L’ANTIFASCISME, LE VRAI.

Compagnons

Le hasard a voulu que la manifestation organisée le jour de la mort de Clément Méric ait lieu sous mes fenêtres. Aux premières loges, j’ai pu contempler le spectacle d’une petite manifestation gauchiste à l’ancienne. Avec cette différence, que désormais ce sont des délégations maigrelettes du PCF et de la CGT qui s’insinuent dans le cortège des autres. Singulier renversement. Il y avait identiques à eux-mêmes, les anars, les différentes chapelles trotskistes, des groupuscules encore plus marginaux. Au milieu, une petite phalange, aux slogans rythmés parfois en français, parfois en espagnol. Nos pasaran ! Ceux qui s’appellent eux-mêmes les « antifas ». Auxquels appartenait Clément Méric mort le matin même, d’une mort qui, malgré l’emphase des commentaires, apparaissait tellement stupide, tellement inutile. Tout cela était triste, pire dérisoire. Ce qui s’est passé ensuite, les polémiques décourageantes, pour faire passer une bagarre de rue qui a mal tourné en défense de Madrid en 1936, pour essayer de rassembler une gauche, politiquement à la dérive, autour des vieux réflexes, n’a pas aidé à remonter le moral.

Histoire de remettre les idées en place, le 18 juin, j’ai relu cette page des Mémoire de guerre ou de Gaulle décrit son arrivée à Londres : «je m’apparaissais à moi-même, seul et démuni de tout, comme un homme au bord d’un océan qu’il prétendrait franchir à la nage. »

Pour faire bonne mesure, je me suis repassé plusieurs documentaires, surtout ceux d’Antoine Casubolo intitulés « les derniers compagnons ». Ensemble de témoignages de ces Français libres distingués par le titre de «Compagnons de la Libération » qui leur fut décerné par de Gaulle.
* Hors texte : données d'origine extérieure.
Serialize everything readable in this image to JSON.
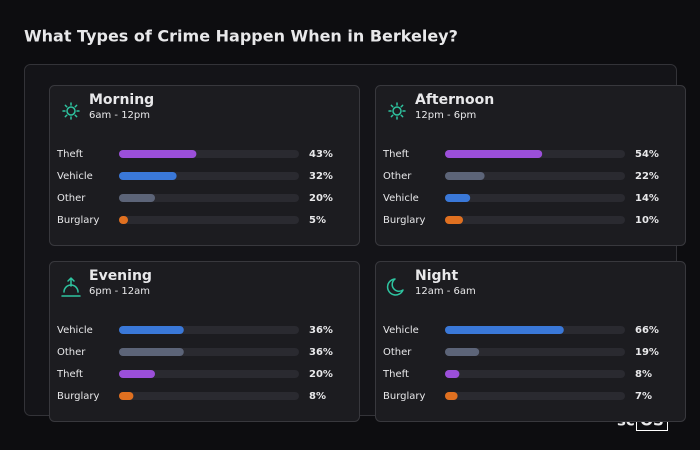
{
  "title": "What Types of Crime Happen When in Berkeley?",
  "watermark": {
    "prefix": "sc",
    "boxed": "OS",
    "mark": "®"
  },
  "chart_data": [
    {
      "type": "hbar",
      "title": "Morning",
      "subtitle": "6am - 12pm",
      "categories": [
        "Theft",
        "Vehicle",
        "Other",
        "Burglary"
      ],
      "values": [
        43,
        32,
        20,
        5
      ],
      "value_labels": [
        "43%",
        "32%",
        "20%",
        "5%"
      ],
      "colors": [
        "#9b4fd9",
        "#3a78d8",
        "#5c6478",
        "#e07020"
      ],
      "xlim": [
        0,
        100
      ]
    },
    {
      "type": "hbar",
      "title": "Afternoon",
      "subtitle": "12pm - 6pm",
      "categories": [
        "Theft",
        "Other",
        "Vehicle",
        "Burglary"
      ],
      "values": [
        54,
        22,
        14,
        10
      ],
      "value_labels": [
        "54%",
        "22%",
        "14%",
        "10%"
      ],
      "colors": [
        "#9b4fd9",
        "#5c6478",
        "#3a78d8",
        "#e07020"
      ],
      "xlim": [
        0,
        100
      ]
    },
    {
      "type": "hbar",
      "title": "Evening",
      "subtitle": "6pm - 12am",
      "categories": [
        "Vehicle",
        "Other",
        "Theft",
        "Burglary"
      ],
      "values": [
        36,
        36,
        20,
        8
      ],
      "value_labels": [
        "36%",
        "36%",
        "20%",
        "8%"
      ],
      "colors": [
        "#3a78d8",
        "#5c6478",
        "#9b4fd9",
        "#e07020"
      ],
      "xlim": [
        0,
        100
      ]
    },
    {
      "type": "hbar",
      "title": "Night",
      "subtitle": "12am - 6am",
      "categories": [
        "Vehicle",
        "Other",
        "Theft",
        "Burglary"
      ],
      "values": [
        66,
        19,
        8,
        7
      ],
      "value_labels": [
        "66%",
        "19%",
        "8%",
        "7%"
      ],
      "colors": [
        "#3a78d8",
        "#5c6478",
        "#9b4fd9",
        "#e07020"
      ],
      "xlim": [
        0,
        100
      ]
    }
  ]
}
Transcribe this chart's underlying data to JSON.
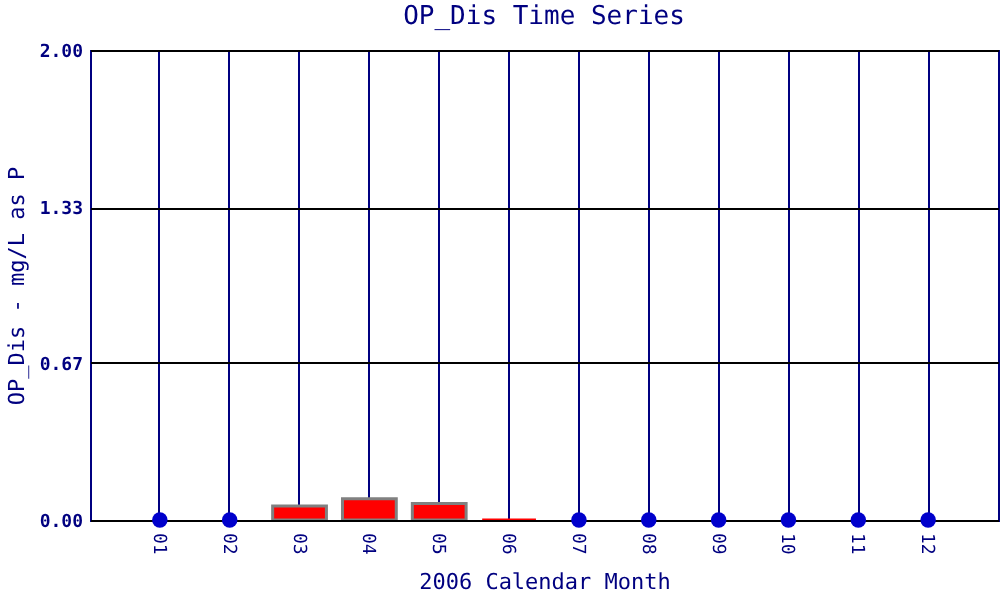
{
  "chart_data": {
    "type": "bar",
    "title": "OP_Dis Time Series",
    "xlabel": "2006 Calendar Month",
    "ylabel": "OP_Dis - mg/L as P",
    "categories": [
      "01",
      "02",
      "03",
      "04",
      "05",
      "06",
      "07",
      "08",
      "09",
      "10",
      "11",
      "12"
    ],
    "series": [
      {
        "color": "#ff0000",
        "values": [
          null,
          null,
          0.06,
          0.09,
          0.07,
          0,
          null,
          null,
          null,
          null,
          null,
          null
        ]
      },
      {
        "type": "scatter",
        "color": "#0000cc",
        "marker": "circle",
        "x": [
          "01",
          "02",
          "07",
          "08",
          "09",
          "10",
          "11",
          "12"
        ],
        "values": [
          0,
          0,
          0,
          0,
          0,
          0,
          0,
          0
        ]
      }
    ],
    "ylim": [
      0,
      2
    ],
    "yticks": [
      {
        "value": 0,
        "label": "0.00"
      },
      0.67,
      1.33,
      {
        "value": 2,
        "label": "2.00"
      }
    ],
    "grid": true
  }
}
Au-delà de l’émotion et de l’admiration que l’on éprouve à entendre tous ces héros s’expliquer avec tant de simplicité, on ne peut s’empêcher de se poser, lancinante, la question : comment quelques garçons de 20 ans, de toutes origines sociales, géographiques et politiques, ont pu faire le choix, alors que tout était perdu, la nation effondrée, les élites légitimes appelant à la soumission, de partir sans armes, sans bagages, sans même savoir où aller, simplement pour continuer le combat ? Je dis quelques, car ils furent peu nombreux. Comme l’a dit Elizabeth de Miribel qui fut la secrétaire de Charles de Gaulle, Londres n’était pas une ville où on arrivait, c’était une ville dont on partait… André Maurois, Raymond Aron, Jean Monnet, Alexis Léger, tous les notables fuyaient pour le confort et la sécurité des États-Unis. Alors, chacun de ceux qui étaient à l’époque, de très jeunes hommes donne son explication. Tous, quelle que soit leur origine ou leur parcours, parlent à leur façon, de la France, du caractère inacceptable de la défaite. Et de la nature de l’ennemi. Et ils racontent le combat, la victoire, le difficile retour à la vie civile.

Maurice Halna du Fretay a été tué aux commandes de son avion lors du raid canadien sur Dieppe en août 42. Il avait rejoint l’Angleterre en novembre 40 après avoir, remonté pièce à pièce un vieil avion qu’il avait réussi à faire à atterrir en terre anglaise. Interrogé, après cet exploit, sur ses motivations il avait répondu simplement : « Je suis pauvre comme Job, je suis libre comme l’air. Je ne suis plus vaincu ».Dans la sociologie particulière de ce groupe étrange, les aristocrates étaient les plus nombreux. En général les cadets de famille. Ils eurent le taux de pertes le plus élevé. Normal.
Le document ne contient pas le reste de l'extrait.